An investment of money
The participant puts money into the program with the expectation of receiving something in return.
Savings Club
Members contribute monthly to a common fund. However, the purpose is collective asset acquisition, not investment.
Security
Participants invest money with the expectation of financial returns.
In a common enterprise
The fortunes of the participant are tied to the fortunes of other participants or the promoter.
Savings Club
Members share a common fund, but each member's outcome (receiving their asset) is determined by their own behavior, not by the success or failure of the enterprise.
Security
Participants' returns depend on the pooled performance of the enterprise or the efforts of the promoter.
With a reasonable expectation of profits
The participant expects to receive more value than they put in, in the form of financial returns.
Savings Club
No expectation of profit. Members receive purchasing power equal to their target asset value. You do not receive more than you save for. The purpose is acquisition, not profit.
Security
The entire premise is that the participant will receive financial returns exceeding their initial investment.
Derived primarily from the efforts of others
The profits come from the work of the promoter, manager, or third party, not from the participant's own efforts.
Savings Club
Your timeline is determined by your own Savings Score, which you control through your own actions. The outcome depends on you.
Security
Returns are generated by the promoter's management, investment decisions, or business operations.
The key takeaway
The critical prong is number three: the expectation of profits. A legitimate savings club does not promise that you will make more money than you put in. If a program promises financial returns, profits, or yields, it is almost certainly a security, regardless of what it calls itself. The SEC evaluates the economic substance of a transaction, not its label.
Understanding SEC Registration
SEC registration does not mean SEC protection.
A common misconception is that SEC registration means the government has approved or endorsed a product. This is not the case. SEC registration means that the product has been classified as a security and must comply with securities regulations. It does not mean the SEC has evaluated the merits of the investment or guaranteed that you will not lose money.
In fact, SEC registration is an acknowledgment that the product carries investment risk. The entire regulatory framework for securities is built on the premise that investors may lose some or all of their money.
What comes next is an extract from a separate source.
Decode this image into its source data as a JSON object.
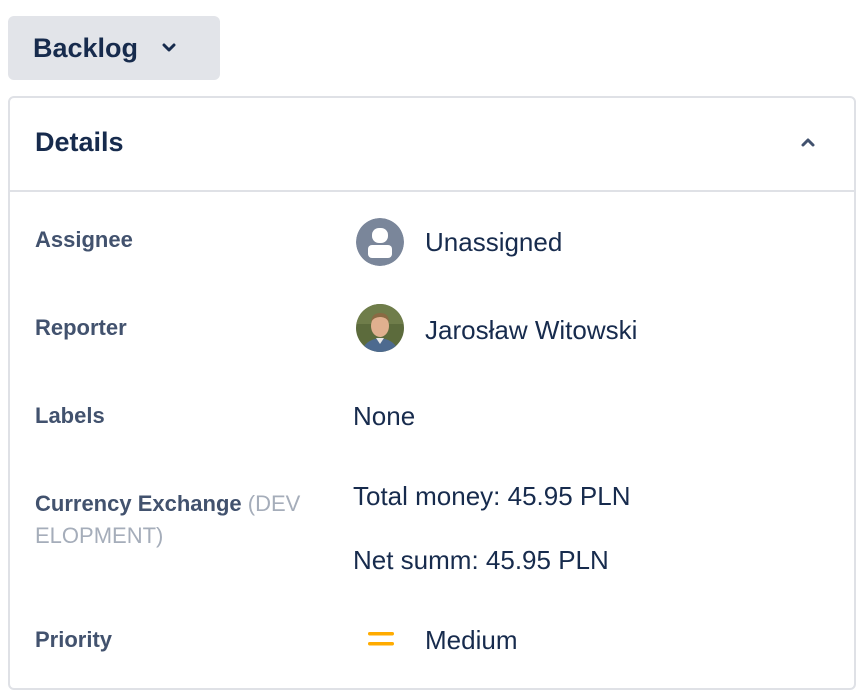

That is why accredited investor requirements exist: to ensure that participants have the financial resources to absorb potential losses.
What SEC registration means:
- •The product is classified as a security
- •The issuer must file disclosure documents
- •The product is subject to securities regulations
- •Investors may be required to meet accredited investor thresholds
- •The product carries inherent investment risk
What SEC registration does NOT mean:
- ✗The SEC has approved or endorsed the product
- ✗Your investment is guaranteed or protected from loss
- ✗The product is safe or low-risk
- ✗The promoter's claims have been verified
- ✗You will receive the returns that were promised
Red flags to watch for.
If you encounter a program that uses the language of savings clubs but exhibits any of the following characteristics, proceed with extreme caution. The product may be a security operating under a misleading label.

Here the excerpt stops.